Prescription medication is widely available in the United States and can be found at all levels of society. Many people use these drugs without complications; however, others abuse the drugs and develop an addiction. One sign of this is the prescription drug withdrawal symptoms that manifest when the drug is withheld. One of the biggest issues when understanding the abuse of these opiate-based drugs is knowing how much they are also needed for various remedies in medical treatment.
One of the biggest issues when understanding the abuse of opiate-based drugs is knowing how much they are also needed for various remedies in medical treatment. This creates an unusual paradox with prescription medication abuse. These drugs can be highly dangerous, and yet they are legal and easily available.
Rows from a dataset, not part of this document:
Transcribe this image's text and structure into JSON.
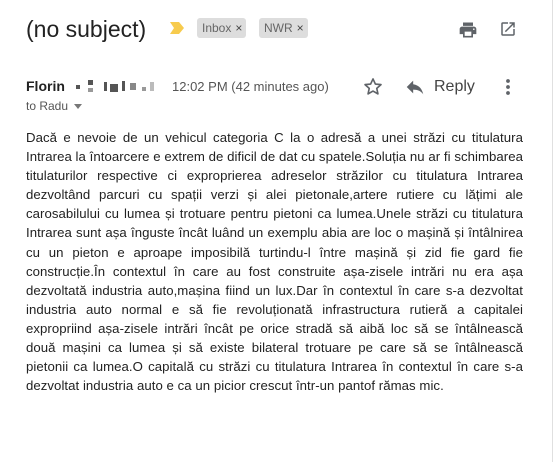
{
  "subject": "(no subject)",
  "labels": [
    "Inbox",
    "NWR"
  ],
  "label_remove_glyph": "×",
  "sender": {
    "name": "Florin",
    "timestamp": "12:02 PM (42 minutes ago)",
    "reply_label": "Reply",
    "to": "to Radu"
  },
  "body": "Dacă e nevoie de un vehicul categoria C la o adresă a unei străzi cu titulatura Intrarea la întoarcere e extrem de dificil de dat cu spatele.Soluția nu ar fi schimbarea titulaturilor respective ci exproprierea adreselor străzilor cu titulatura Intrarea dezvoltând parcuri cu spații verzi și alei pietonale,artere rutiere cu lățimi ale carosabilului cu lumea și trotuare pentru pietoni ca lumea.Unele străzi cu titulatura Intrarea sunt așa înguste încât luând un exemplu abia are loc o mașină și întâlnirea cu un pieton e aproape imposibilă turtindu-l între mașină și zid fie gard fie construcție.În contextul în care au fost construite așa-zisele intrări nu era așa dezvoltată industria auto,mașina fiind un lux.Dar în contextul în care s-a dezvoltat industria auto normal e să fie revoluționată infrastructura rutieră a capitalei expropriind așa-zisele intrări încât pe orice stradă să aibă loc să se întâlnească două mașini ca lumea și să existe bilateral trotuare pe care să se întâlnească pietonii ca lumea.O capitală cu străzi cu titulatura Intrarea în contextul în care s-a dezvoltat industria auto e ca un picior crescut într-un pantof rămas mic.",
  "icons": {
    "importance": "importance-marker-icon",
    "print": "print-icon",
    "popout": "open-in-new-window-icon",
    "star": "star-icon",
    "reply": "reply-arrow-icon",
    "more": "more-vertical-icon",
    "to_dropdown": "chevron-down-icon"
  },
  "colors": {
    "importance": "#f7cb4d",
    "chip_bg": "#dddddd",
    "icon": "#5f6368"
  }
}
The Dangers of Prescription Drug Withdrawal
Though mood-altering substances are in whole dangerous, there is a unique danger that relates to prescribed opiate-based drugs commonly called medications. Opium is the basic compound used in these and this makes them highly addictive. Yet, unlike the addiction of other illegal and mood-altering substances, the prescription drug withdrawal phase involved with opiates creates a challenge that has labeled prescription drug withdrawal as one of the worst kinds.
Some of the standard symptoms that an opiate user will experience are so severe that they instill fear. It is not only painful but prior to making the decision to quit, it is highly apprehensive. Those symptoms include:
- Muscle twitches
- Bone pains
- Nausea and vomiting
- Dramatic mood swings
- Tremendous exhaustion
- Deep cravings for the drug of choice
- What is called “cold turkey”
“Cold turkey” is a case where a person in the midst of a prescription drug withdrawal phase will experience random occurrences and appearances of goosebumps.
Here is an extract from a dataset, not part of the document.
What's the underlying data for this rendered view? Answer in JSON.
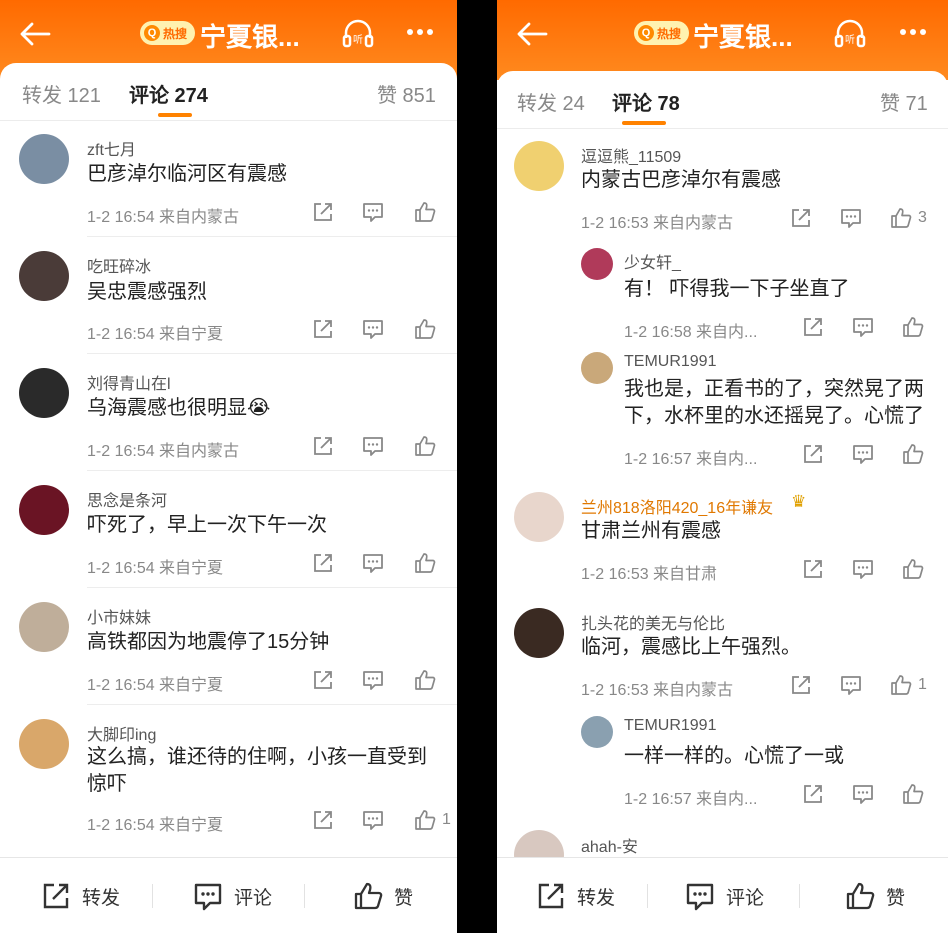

Who is Susceptible to Prescription Drug Withdrawal?
Like most addictions, the abuse of prescription medications is not a sign of the weakness of a person’s willpower. Many do try to quit themselves, but once addicted, the drug alters the body’s physiology directly. Opiate-based substances themselves alter the brain’s function and is repeatedly called a brain disease. The addiction itself is an actual disease, but opiates have a special effect on the brain and its function.
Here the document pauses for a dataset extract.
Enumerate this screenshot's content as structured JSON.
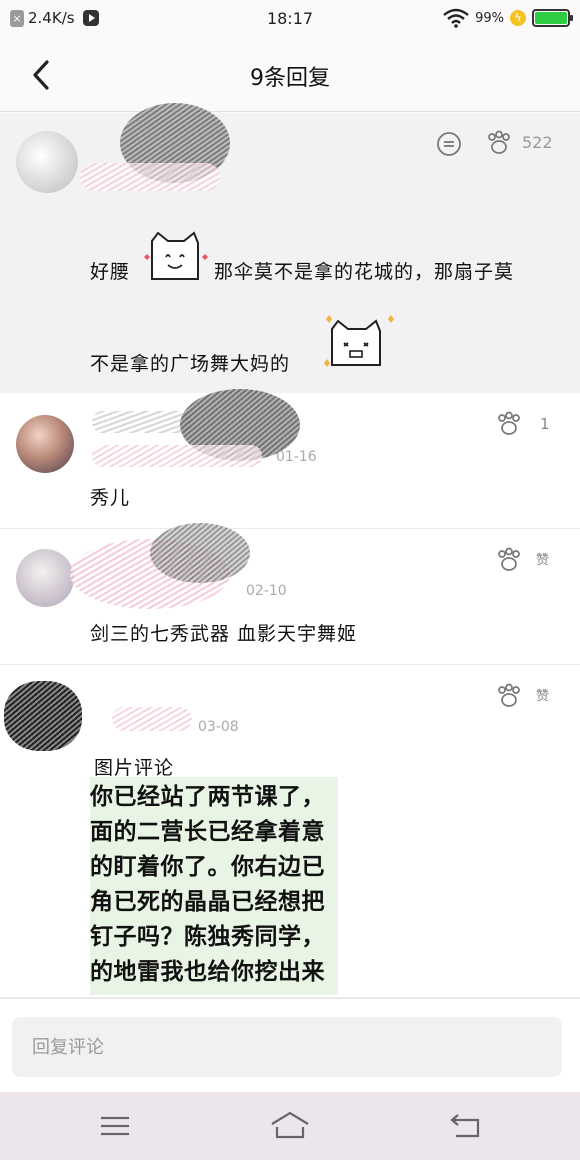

These types of medications enter the brain and trigger what is known as the reward sensors. These sensors are how the human brain decides what is beneficial to life and what is not. They associate good experiences with the need and achievement of survival. By triggering these sensors to produce and release positive chemicals while under its influence, the function of the brain is altered to believe that the consumption of these medications taken is what is good or applicable for survival.
Acknowledging the disposition of someone dependent on legally prescribed medications is very important and will likely require a serious intervention. Remember, it is not a sign of weakness for the user as the brain has been retrained in its survival functions. What this will cause in those addicted to pain medications and the likes is a complete misunderstanding that the substance and its dependency is causing harm.